The New York Times described the exhibition "Bloom & Gloom" (2018) as a "dark show" whose illusionistic reliefs, sculptures and wall works found beauty and wonder amid an intimate, dystopian vision of cracked, peeled, crumbling or rotting walls (e.g., Eastern Parkway/Brooklyn Museum (My Subway Stop); Boarded Up Window, Brooklyn) and dying flowers. In 2021, Hegarty took a similar approach in an installation in Riverside Park, Fresh Start, which offered a large, decaying vanitas still-life painting of flowers leaning against a wall behind the bars of an Amtrak maintenance site, which burst with a three-dimensional tangle of roots, leaves and blossoms spilling onto the floor.

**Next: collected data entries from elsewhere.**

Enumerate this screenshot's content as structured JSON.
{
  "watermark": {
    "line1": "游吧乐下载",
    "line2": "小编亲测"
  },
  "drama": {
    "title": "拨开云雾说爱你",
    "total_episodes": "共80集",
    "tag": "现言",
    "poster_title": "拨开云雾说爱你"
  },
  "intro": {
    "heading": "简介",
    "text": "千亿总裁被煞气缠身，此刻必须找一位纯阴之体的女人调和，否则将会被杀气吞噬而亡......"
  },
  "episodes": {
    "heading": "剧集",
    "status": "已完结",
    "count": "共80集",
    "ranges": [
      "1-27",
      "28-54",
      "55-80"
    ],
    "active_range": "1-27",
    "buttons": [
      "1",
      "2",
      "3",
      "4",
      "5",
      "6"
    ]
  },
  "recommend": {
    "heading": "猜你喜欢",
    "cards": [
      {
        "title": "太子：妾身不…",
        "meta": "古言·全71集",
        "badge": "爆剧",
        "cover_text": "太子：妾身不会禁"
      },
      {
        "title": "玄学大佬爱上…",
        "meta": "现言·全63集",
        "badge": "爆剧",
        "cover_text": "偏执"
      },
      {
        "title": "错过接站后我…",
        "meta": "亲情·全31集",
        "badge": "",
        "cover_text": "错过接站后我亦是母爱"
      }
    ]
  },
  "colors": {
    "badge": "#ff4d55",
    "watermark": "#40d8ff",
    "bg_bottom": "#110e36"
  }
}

==Awards and public collections==
Hegarty has received awards from the Adolph and Esther Gottlieb Foundation (2022), New York Foundation for the Arts (2009, 2017), Pollock-Krasner Foundation (2010, 2016), Elizabeth Foundation for the Arts (2016), Rema Hort Mann Foundation (2004), Louis Comfort Tiffany Foundation (2003), Bronx Museum of Art (2003), and Illinois Arts Council (2002, 2000), among others. She has been awarded residencies by the Andrew W. Mellon Foundation, Lower Manhattan Cultural Council (LMCC), MacDowell Colony, Sharpe-Walentas Studio Program, Smack Mellon, and Yaddo, among others.

Her work belongs to the permanent collections of the Brooklyn Museum, Boca Raton Museum of Art, Cahoon Museum of American Art, Hudson River Museum, Hood Museum of Art, New Britain Museum of American Art, Peabody Essex Museum, Perez Art Museum, Portland Museum of Art, Rhode Island School of Design Museum, Saatchi Collection, Tang Museum, and the Wadsworth Atheneum Museum of Art, among others.